San Francisco

Niners' Success Driven by Executing and Defending the Passing Game

San Francisco leads the NFL in its combination of success in producing yards per pass attempt and stopping opponents in their passing games

The 49ers are solid favorites to beat Washington Sunday. San Francisco is 5-0, coming off a big victory over the NFC West-rival Rams, and its offense and defense are humming along efficiently. Washington has won just one of six games.

Oddsmakers have the 49ers as 9-  to 10-point favorites.

Yet Niners head coach Kyle Shanahan – whose team ranks No. 3 in the NFL in total offense and No. 2 in total defense – still wants to see more from his team.

"We’re 5-0, which is a great thing, but we’re not playing our best ball," Shanahan told reporters this week. "We can do a lot of things better than that. We can continue to get better on offense. We can continue to get better on special teams. I also think our defense is just getting started, too."

It’s San Francisco’s defense that is getting most of the attention so far. The 49ers group leads the NFL in forcing opponents to go three-and-out, at a rate of 48 percent. It also ranks first in the NFL in red-zone efficiency, allowing touchdowns at a rate of just 25 percent. And, it just throttled a Rams team that has been one of the NFL's most explosive the past three seasons.

But there’s another obscure stat that points to the 49ers’ passing-game prowess – on both offense and defense – that may be the foundation of the team’s success, and an indicator of more good things to come.

Michael Salfino and Neil Paine of the statistical-analysis website FiveThirtyEight.com wrote this week that the 49ers are the best in the NFL in a statistic called yards per dropback. The 49ers average 7.5 yards every time quarterback Jimmy Garoppolo drops back to pass (minus yards lost in sacks), plus the defense gives up just 4.4 yards every time an opponent drops back to pass. The 49ers’ 3.1-yard differential in those categories makes the team No. 1 in the NFL, just ahead of the NFL’s only other undefeated team, the New England Patriots (at 2.9).

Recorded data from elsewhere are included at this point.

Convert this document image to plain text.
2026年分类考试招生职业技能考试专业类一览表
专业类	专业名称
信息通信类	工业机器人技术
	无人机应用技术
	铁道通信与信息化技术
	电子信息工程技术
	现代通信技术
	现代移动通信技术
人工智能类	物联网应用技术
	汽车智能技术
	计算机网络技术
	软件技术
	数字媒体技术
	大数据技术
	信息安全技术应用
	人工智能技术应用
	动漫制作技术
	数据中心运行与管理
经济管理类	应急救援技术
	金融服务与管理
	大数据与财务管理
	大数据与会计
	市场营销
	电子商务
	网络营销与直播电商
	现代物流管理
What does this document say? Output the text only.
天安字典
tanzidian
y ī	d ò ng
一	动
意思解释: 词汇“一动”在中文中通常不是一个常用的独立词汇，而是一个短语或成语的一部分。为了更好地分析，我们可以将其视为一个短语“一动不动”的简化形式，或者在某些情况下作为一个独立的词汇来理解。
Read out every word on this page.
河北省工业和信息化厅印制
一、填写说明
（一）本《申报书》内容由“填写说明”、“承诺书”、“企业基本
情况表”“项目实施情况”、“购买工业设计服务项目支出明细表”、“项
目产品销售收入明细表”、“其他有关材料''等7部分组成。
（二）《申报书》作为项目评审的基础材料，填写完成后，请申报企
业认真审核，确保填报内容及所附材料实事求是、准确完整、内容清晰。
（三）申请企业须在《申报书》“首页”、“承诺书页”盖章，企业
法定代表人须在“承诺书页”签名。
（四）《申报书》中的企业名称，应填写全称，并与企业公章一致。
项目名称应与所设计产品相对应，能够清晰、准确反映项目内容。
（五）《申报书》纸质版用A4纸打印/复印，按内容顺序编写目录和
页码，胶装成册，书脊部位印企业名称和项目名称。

Salfino and Paine write that historically, this differential is significant.

"The statistic, along with turnover differential, is one of the most predictive of success in football," they wrote. (The Niners are tied for sixth in the league in that category, at plus-2, with 12 takeaways on defense and 10 turnovers on offense – an area that Shanahan no doubt wants to improve.)

The FiveThirtyEight writers point out that the five NFL teams with a 2.0 or better differential in this yards per dropback stat are 22-7. Teams with a differential of 1.0 or worse are 12-31-1.

Also, the 49ers’ 3.1 differential in yards per dropback is better than any of the five previous 49ers teams that won the Super Bowl.

The authors caution that the 49ers’ success could drop, with still 11 games left to play – but it may be unlikely.

Write Salfino and Paine: "Can the 49ers sustain this level of dominance? Ideally a team’s passing differential would be built more on a foundation of offense than defense, since defense is less reliable (in this offense-dominated era of the NFL).

"While the 49ers rank second in limiting yards per pass play (4.4), they are no slouches in gaining these yards, either, ranking fifth (7.5). So both units would have to regress a fair amount to push the team below a level of 2.0 net yards – a mark that, on average, results in a 12- to 13-win season."

Sunday’s game in Washington is set to kick off at 10 a.m.